# Bonus: Temperature Analysis I

In [1]:
import pandas as pd
from datetime import datetime as dt

In [4]:
# "tobs" is "temperature observations"
df = pd.read_csv('Resources/hawaii_measurements.csv')
df.head()

Unnamed: 0,station,date,prcp,tobs
0,USC00519397,2010-01-01,0.08,65
1,USC00519397,2010-01-02,0.0,63
2,USC00519397,2010-01-03,0.0,74
3,USC00519397,2010-01-04,0.0,76
4,USC00519397,2010-01-06,,73


In [5]:
# Convert the date column format from string to datetime
df['date'] = df['date'].apply(lambda x: dt.strptime(x,'%Y-%m-%d'))
df

Unnamed: 0,station,date,prcp,tobs
0,USC00519397,2010-01-01,0.08,65
1,USC00519397,2010-01-02,0.00,63
2,USC00519397,2010-01-03,0.00,74
3,USC00519397,2010-01-04,0.00,76
4,USC00519397,2010-01-06,,73
...,...,...,...,...
19545,USC00516128,2017-08-19,0.09,71
19546,USC00516128,2017-08-20,,78
19547,USC00516128,2017-08-21,0.56,76
19548,USC00516128,2017-08-22,0.50,76


In [6]:
# Set the date column as the DataFrame index
df.set_index('date')

Unnamed: 0_level_0,station,prcp,tobs
date,Unnamed: 1_level_1,Unnamed: 2_level_1,Unnamed: 3_level_1
2010-01-01,USC00519397,0.08,65
2010-01-02,USC00519397,0.00,63
2010-01-03,USC00519397,0.00,74
2010-01-04,USC00519397,0.00,76
2010-01-06,USC00519397,,73
...,...,...,...
2017-08-19,USC00516128,0.09,71
2017-08-20,USC00516128,,78
2017-08-21,USC00516128,0.56,76
2017-08-22,USC00516128,0.50,76


In [7]:
# Drop the date column
df.drop(columns=['date'])

Unnamed: 0,station,prcp,tobs
0,USC00519397,0.08,65
1,USC00519397,0.00,63
2,USC00519397,0.00,74
3,USC00519397,0.00,76
4,USC00519397,,73
...,...,...,...
19545,USC00516128,0.09,71
19546,USC00516128,,78
19547,USC00516128,0.56,76
19548,USC00516128,0.50,76


### Compare June and December data across all years 

In [8]:
from scipy import stats
import statistics as st

In [9]:
# Filter data for desired months
june_df = df.loc[pd.DatetimeIndex(df['date']).month == 6]
dec_df = df.loc[pd.DatetimeIndex(df['date']).month == 12]
dec_df

Unnamed: 0,station,date,prcp,tobs
305,USC00519397,2010-12-01,0.04,76
306,USC00519397,2010-12-03,0.00,74
307,USC00519397,2010-12-04,0.00,74
308,USC00519397,2010-12-06,0.00,64
309,USC00519397,2010-12-07,0.00,64
...,...,...,...,...
19323,USC00516128,2016-12-27,0.14,71
19324,USC00516128,2016-12-28,0.14,71
19325,USC00516128,2016-12-29,1.03,69
19326,USC00516128,2016-12-30,2.37,65


In [10]:
# Identify the average temperature for June
avg_temp_june = round(st.mean(june_df['tobs']),2)
print(f'The average temperature is {avg_temp_june} F')

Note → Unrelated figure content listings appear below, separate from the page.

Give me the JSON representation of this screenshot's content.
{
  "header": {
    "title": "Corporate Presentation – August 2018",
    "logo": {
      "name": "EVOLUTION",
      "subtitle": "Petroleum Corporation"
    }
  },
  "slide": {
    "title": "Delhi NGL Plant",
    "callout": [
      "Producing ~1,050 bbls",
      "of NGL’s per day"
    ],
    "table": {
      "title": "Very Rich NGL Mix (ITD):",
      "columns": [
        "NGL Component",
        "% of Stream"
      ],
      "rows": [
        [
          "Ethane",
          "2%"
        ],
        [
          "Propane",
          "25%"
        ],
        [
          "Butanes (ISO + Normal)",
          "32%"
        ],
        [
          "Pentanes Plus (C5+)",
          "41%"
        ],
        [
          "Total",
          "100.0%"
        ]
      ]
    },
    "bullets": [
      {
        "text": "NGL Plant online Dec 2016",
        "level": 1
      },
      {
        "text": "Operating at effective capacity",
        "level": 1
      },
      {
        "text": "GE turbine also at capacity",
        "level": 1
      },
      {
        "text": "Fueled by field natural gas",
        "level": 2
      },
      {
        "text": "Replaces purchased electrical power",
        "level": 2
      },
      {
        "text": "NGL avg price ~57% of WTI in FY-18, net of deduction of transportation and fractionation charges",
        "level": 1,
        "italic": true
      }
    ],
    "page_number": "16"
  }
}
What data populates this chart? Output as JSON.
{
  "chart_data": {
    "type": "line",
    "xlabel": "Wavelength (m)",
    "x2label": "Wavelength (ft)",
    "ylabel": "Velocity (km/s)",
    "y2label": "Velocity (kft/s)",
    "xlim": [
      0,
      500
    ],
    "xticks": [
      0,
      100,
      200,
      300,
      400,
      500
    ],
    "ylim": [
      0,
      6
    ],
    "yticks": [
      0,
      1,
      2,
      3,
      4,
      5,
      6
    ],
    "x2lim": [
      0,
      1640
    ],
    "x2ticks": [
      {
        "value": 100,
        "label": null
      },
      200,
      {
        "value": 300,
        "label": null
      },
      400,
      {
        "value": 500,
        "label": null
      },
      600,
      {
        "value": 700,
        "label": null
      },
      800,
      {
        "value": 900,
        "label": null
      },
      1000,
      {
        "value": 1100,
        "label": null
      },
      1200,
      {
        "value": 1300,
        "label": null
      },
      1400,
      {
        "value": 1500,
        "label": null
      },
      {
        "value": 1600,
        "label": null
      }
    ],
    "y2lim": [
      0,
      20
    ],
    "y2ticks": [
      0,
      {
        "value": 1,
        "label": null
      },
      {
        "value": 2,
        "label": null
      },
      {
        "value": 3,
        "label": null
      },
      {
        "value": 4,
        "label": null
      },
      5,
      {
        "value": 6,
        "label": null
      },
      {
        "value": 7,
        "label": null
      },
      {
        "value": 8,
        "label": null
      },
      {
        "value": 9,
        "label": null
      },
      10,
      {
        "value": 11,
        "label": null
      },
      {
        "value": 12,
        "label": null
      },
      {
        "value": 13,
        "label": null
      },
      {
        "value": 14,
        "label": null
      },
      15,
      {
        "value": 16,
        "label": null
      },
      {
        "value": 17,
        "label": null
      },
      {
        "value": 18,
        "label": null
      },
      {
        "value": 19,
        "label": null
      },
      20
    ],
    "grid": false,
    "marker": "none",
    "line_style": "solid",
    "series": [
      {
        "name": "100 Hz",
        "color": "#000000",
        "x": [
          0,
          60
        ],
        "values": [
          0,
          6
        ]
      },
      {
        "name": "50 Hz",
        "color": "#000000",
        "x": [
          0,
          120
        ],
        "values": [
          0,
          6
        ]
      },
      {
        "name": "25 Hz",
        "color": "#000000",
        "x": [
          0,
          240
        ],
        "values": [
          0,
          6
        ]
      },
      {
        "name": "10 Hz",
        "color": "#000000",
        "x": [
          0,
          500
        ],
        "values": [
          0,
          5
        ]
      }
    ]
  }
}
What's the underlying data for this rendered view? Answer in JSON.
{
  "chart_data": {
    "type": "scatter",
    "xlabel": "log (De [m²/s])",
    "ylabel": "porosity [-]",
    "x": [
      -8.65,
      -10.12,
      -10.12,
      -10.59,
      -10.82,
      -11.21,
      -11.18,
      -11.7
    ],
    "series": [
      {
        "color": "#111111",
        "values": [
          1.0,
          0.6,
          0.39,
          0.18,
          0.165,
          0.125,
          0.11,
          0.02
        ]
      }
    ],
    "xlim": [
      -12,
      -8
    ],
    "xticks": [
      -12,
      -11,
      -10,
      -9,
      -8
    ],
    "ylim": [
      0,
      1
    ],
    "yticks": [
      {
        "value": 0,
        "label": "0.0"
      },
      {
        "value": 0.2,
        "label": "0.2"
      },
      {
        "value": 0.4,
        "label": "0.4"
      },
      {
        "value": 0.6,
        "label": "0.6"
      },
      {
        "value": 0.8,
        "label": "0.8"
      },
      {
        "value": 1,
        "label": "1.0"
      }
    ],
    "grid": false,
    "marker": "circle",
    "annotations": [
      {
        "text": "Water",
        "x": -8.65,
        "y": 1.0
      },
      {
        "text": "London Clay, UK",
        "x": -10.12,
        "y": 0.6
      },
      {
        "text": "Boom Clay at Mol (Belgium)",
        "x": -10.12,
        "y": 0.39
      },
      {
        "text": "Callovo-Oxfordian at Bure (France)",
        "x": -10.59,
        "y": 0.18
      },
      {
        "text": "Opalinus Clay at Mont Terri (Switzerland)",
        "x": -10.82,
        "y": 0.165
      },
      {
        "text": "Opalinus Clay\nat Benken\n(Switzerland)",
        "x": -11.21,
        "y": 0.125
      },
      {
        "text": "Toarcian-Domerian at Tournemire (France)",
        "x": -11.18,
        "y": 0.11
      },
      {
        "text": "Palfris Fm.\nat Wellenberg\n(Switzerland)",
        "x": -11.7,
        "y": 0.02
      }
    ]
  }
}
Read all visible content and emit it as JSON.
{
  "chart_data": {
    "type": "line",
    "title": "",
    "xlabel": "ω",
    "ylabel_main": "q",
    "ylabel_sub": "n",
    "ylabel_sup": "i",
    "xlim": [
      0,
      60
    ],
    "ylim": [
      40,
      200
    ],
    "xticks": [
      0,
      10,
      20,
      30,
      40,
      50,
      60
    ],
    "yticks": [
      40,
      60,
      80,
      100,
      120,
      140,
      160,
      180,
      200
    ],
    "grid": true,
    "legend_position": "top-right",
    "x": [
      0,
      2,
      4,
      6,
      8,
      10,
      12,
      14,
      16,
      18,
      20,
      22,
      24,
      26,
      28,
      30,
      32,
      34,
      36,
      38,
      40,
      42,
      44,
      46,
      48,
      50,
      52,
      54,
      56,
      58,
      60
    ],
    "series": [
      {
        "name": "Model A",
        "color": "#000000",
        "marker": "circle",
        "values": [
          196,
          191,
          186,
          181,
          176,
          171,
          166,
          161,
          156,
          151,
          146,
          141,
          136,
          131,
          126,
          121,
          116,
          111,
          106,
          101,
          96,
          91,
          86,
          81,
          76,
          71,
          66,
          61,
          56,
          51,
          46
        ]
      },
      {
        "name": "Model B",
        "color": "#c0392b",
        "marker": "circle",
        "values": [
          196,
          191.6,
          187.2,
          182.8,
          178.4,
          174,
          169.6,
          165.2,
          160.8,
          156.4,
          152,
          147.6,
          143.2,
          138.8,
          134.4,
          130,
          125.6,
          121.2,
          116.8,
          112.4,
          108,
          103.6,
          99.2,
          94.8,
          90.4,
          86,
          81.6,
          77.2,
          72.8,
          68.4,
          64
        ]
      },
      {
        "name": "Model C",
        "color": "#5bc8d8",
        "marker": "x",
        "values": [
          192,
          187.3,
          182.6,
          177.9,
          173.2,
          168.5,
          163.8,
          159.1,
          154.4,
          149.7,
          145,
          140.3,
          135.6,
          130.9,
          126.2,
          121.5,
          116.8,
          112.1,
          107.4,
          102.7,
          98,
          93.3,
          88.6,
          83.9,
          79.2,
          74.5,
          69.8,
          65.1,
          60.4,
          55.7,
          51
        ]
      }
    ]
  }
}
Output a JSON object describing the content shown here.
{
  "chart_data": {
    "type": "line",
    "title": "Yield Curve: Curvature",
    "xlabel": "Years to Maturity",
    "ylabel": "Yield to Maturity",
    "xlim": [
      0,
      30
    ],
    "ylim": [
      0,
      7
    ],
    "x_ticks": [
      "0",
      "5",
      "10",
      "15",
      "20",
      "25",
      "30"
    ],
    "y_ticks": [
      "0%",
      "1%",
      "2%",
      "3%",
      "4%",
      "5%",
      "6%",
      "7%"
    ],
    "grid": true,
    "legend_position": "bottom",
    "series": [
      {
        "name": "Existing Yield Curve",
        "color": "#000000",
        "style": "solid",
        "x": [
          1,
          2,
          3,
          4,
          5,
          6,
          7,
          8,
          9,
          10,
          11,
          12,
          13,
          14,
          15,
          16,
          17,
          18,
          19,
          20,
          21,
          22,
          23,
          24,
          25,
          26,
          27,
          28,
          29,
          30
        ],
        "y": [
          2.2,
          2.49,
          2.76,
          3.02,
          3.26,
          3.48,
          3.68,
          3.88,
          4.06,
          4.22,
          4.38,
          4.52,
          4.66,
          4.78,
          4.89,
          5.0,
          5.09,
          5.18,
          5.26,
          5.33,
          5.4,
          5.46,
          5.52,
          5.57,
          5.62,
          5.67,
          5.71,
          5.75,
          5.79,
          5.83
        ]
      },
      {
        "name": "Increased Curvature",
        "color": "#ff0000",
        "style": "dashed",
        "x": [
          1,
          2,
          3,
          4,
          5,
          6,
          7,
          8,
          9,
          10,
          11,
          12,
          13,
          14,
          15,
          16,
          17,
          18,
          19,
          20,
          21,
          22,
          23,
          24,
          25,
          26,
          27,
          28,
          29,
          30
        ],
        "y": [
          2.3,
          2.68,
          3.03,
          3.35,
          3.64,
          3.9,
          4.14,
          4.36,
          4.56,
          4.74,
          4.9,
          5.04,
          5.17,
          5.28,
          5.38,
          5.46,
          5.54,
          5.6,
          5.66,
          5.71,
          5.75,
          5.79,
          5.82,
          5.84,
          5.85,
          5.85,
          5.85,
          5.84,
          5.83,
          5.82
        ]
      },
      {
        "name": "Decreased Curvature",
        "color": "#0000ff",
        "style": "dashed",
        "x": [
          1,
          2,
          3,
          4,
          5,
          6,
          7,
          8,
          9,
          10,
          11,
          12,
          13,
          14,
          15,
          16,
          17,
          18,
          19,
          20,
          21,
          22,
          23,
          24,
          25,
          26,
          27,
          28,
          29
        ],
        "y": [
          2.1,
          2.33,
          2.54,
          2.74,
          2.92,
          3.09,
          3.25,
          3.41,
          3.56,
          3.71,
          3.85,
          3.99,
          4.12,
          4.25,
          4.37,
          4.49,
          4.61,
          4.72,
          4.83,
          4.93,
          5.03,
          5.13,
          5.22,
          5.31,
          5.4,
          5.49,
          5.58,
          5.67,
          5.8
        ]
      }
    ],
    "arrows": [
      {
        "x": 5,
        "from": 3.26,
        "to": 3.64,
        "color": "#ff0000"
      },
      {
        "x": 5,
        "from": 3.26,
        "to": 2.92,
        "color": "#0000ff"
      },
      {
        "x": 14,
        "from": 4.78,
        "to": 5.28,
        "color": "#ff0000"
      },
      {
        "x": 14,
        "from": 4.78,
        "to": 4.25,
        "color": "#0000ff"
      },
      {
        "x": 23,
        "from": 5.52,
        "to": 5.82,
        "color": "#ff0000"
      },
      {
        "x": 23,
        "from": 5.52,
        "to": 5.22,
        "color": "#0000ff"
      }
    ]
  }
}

The average temperature is 74.94 F


In [11]:
# Identify the average temperature for December
avg_temp_dec = round(st.mean(dec_df['tobs']),2)
print(f'The average temperature is {avg_temp_dec} F')

The average temperature is 71.04 F


In [13]:
# Create collections of temperature data
june_temp = june_df['tobs']
dec_temp = dec_df['tobs']

In [21]:
# Run paired t-test
stats.ttest_ind(a=june_temp,b=dec_temp, equal_var=True)

Ttest_indResult(statistic=31.60372399000329, pvalue=3.9025129038616655e-191)

### Analysis

### The p_value of 3.9e-191, vastly lower than 0.05, indicates a stark difference in the
### means of both the June temperature data and the 
### December temperature data. We would reject the null hypothesis and say
### there is a statistically significant difference in the temperatures 
### during the months of June and December.